Maybe it’s the Masonic handshake that keeps women out. There has to be a reason beyond misogyny and mateship.
The LNP’s treatment of Julia Gillard will never be forgotten either. What a foul crew. And always ready to repeat the treatment.
Do politicians wives vote for them?
Re your last line, any woman will tell you that the others (rarely themselves) are their sisters’ own worst enemy.
It is a rare man who was ever privy to women’s conversation and survived intact.
In antiquity, slaves outnumbered owners by several orders of magnitude yet revolts were so rare that they were memorialised.
Since the Enlightenment & Industrial Revolution, class has taken over that function of social division.

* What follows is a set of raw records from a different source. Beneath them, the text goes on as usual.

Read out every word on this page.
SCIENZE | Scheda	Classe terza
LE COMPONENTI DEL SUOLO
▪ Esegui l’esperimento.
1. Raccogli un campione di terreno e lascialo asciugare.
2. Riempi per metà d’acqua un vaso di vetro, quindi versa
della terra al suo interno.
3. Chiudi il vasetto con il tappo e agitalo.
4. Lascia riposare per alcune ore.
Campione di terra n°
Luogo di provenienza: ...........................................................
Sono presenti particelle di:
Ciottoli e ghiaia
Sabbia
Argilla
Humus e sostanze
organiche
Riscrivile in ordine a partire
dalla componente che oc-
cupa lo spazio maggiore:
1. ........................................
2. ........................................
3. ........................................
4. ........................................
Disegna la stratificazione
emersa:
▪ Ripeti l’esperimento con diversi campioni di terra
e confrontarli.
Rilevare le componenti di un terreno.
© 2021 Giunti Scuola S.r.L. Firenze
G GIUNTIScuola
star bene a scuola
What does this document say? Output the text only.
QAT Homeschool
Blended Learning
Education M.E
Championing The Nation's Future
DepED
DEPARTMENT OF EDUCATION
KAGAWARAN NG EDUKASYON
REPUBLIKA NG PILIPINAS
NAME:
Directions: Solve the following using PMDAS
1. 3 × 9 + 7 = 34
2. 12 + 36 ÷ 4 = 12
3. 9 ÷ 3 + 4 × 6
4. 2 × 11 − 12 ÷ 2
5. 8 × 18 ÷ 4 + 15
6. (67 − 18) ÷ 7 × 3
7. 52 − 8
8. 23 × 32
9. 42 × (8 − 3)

Today even that has been, not so much abandoned as, discarded as an inexplicable artefact of history – another Area of Darkness to the Now generation – of no consequence given that neither wiki nor google contains much on the ‘meme’ except paid ads. and/or tendentious mendacity from bad actors, aka the usual suspects.

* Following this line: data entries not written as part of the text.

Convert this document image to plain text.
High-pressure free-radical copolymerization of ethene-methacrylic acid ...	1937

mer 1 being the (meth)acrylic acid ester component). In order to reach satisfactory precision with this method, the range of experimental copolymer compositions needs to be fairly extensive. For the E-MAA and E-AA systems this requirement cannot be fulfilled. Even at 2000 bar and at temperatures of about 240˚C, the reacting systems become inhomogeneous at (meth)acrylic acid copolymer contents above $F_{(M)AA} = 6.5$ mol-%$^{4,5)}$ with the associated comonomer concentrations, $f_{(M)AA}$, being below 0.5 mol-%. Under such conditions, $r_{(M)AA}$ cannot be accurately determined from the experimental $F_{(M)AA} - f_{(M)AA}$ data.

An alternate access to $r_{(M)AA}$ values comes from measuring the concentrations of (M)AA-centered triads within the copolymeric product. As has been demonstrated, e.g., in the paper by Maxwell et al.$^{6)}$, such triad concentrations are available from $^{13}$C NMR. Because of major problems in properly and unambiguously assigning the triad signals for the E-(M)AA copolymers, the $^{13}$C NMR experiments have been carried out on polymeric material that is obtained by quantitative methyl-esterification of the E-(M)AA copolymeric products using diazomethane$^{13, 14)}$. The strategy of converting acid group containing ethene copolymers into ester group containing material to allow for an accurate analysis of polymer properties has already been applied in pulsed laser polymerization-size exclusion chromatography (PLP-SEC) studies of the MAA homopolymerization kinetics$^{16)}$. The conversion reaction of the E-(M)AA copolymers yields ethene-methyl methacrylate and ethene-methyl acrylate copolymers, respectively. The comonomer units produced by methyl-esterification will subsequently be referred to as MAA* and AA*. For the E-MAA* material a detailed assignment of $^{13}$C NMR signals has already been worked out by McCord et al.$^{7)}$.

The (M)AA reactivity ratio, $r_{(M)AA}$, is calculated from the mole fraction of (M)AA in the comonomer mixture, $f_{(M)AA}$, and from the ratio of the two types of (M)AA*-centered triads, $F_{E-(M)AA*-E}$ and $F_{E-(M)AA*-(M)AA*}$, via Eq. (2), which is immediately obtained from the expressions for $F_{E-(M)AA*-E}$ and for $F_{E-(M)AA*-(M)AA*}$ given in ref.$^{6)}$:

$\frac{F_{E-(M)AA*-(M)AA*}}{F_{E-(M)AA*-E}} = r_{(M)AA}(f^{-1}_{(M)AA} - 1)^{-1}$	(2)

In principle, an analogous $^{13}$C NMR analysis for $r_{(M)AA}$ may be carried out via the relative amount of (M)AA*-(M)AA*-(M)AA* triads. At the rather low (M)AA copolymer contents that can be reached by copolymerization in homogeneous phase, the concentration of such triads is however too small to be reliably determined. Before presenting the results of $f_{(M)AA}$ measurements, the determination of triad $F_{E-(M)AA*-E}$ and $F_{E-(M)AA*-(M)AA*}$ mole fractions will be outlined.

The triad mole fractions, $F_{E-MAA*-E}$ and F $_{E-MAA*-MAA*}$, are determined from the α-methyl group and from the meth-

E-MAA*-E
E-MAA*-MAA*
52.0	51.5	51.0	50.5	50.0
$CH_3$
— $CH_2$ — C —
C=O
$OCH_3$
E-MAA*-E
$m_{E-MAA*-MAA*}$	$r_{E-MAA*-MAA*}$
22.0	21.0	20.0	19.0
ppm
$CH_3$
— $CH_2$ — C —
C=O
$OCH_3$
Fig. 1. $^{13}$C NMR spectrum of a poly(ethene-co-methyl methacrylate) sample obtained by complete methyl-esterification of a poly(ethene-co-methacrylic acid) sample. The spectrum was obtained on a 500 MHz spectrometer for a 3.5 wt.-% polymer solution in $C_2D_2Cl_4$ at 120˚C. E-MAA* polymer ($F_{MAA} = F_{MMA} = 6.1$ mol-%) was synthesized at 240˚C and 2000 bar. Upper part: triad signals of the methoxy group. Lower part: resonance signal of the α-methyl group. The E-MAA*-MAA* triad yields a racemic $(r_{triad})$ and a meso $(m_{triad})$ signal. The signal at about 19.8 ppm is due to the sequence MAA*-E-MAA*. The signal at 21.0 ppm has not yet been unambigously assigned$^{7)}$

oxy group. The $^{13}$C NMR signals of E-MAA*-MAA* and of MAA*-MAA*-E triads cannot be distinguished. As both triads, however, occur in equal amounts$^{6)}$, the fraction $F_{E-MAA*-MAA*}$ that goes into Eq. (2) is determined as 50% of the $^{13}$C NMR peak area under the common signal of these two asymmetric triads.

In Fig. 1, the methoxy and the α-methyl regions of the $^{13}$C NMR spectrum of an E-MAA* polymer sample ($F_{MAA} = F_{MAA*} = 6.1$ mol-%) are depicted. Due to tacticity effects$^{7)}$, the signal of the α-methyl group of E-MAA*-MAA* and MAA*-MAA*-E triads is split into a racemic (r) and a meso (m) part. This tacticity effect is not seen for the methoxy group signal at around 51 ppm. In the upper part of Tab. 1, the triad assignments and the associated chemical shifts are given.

Thanks for the glimpse through the keyhole. Your second line reminds me of the Turkish harems where the only men allowed in were first deprived of their manhood.

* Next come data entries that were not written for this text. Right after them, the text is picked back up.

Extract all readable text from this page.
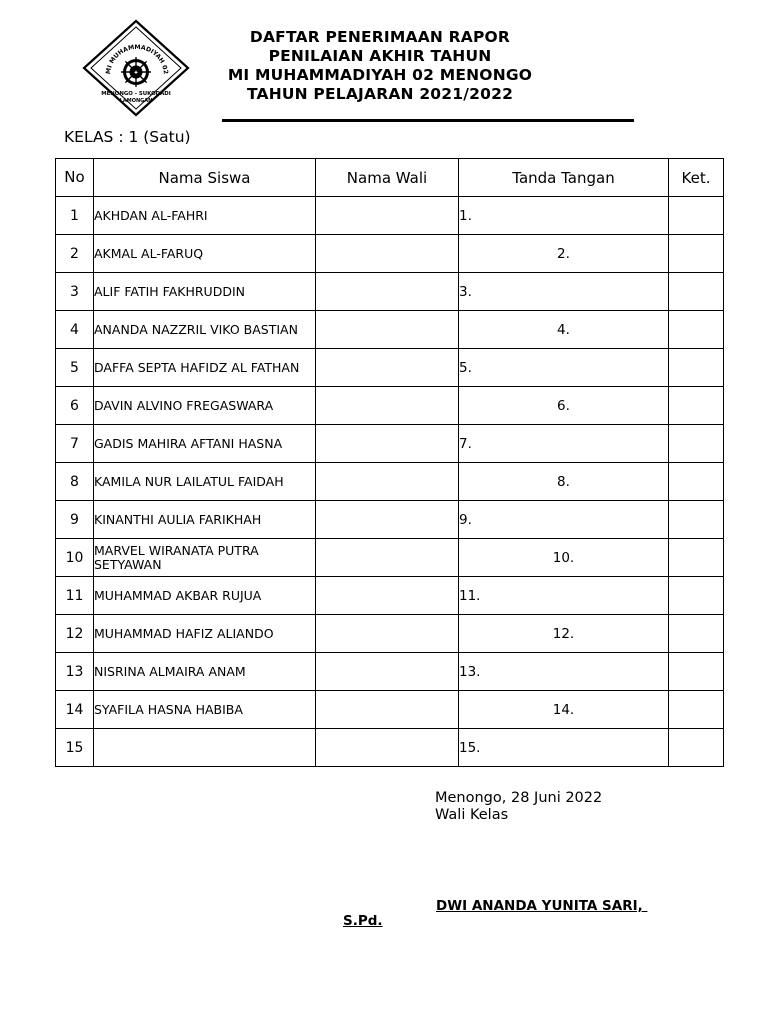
MI MUHAMMADIYAH 02
✦
MENONGO - SUKODADI
LAMONGAN
DAFTAR PENERIMAAN RAPOR
PENILAIAN AKHIR TAHUN
MI MUHAMMADIYAH 02 MENONGO
TAHUN PELAJARAN 2021/2022
KELAS : 1 (Satu)
No	Nama Siswa	Nama Wali	Tanda Tangan	Ket.
1	AKHDAN AL-FAHRI		1.	
2	AKMAL AL-FARUQ		2.	
3	ALIF FATIH FAKHRUDDIN		3.	
4	ANANDA NAZZRIL VIKO BASTIAN		4.	
5	DAFFA SEPTA HAFIDZ AL FATHAN		5.	
6	DAVIN ALVINO FREGASWARA		6.	
7	GADIS MAHIRA AFTANI HASNA		7.	
8	KAMILA NUR LAILATUL FAIDAH		8.	
9	KINANTHI AULIA FARIKHAH		9.	
10	MARVEL WIRANATA PUTRA SETYAWAN		10.	
11	MUHAMMAD AKBAR RUJUA		11.	
12	MUHAMMAD HAFIZ ALIANDO		12.	
13	NISRINA ALMAIRA ANAM		13.	
14	SYAFILA HASNA HABIBA		14.	
15			15.	
Menongo, 28 Juni 2022
Wali Kelas
DWI ANANDA YUNITA SARI,
S.Pd.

Also, as the need for some sort of revolution grows ever more pressing, how the threatened masses refuse to fight for their own survival. Lenin had a very hard time getting the Russian Revolution up and running, for example. Come the next election I can guarantee that either Labor or the LNP will form government – to my huge disappointment!
p.s. I hope for a revolution in thinking, no bolshevism wanted.
As the Reverend Charles Kingsley wrote in the 19th century, “They are rightly called the Deserving Poor,because they work scab,vote Conservative, and richly deserve all the hardships that are thrust upon them”. He was expressing his frustration at the reluctance of the working class to organise and fight for better conditions.
Given that politics and cesspit can be used in the same sentence, maybe there’s a lack of women in politics because there’s not enough women running for preselection. Can we get the party membership numbers by sex/gender please? It might explain while women prefer to go independent.
Agree, because these are not even grounded or original tactics, but imported those used by the US GOP, think tank esp. CNP Council for National Policy, Evangelical Christians, RW MSM and influencers’ messaging, right down to the ‘intellectual dark web’ that creates confusion or questions about centrist issues including and especially women and the undefined ‘woke’.
Also remember, many ALP voters are middle aged and older (though outnumber a bit by LNP), own property and often have socially conservative views, hence, why the RW MSM and LNP always message on socio-cultural issues, while trying to avoid more substantive or core issues.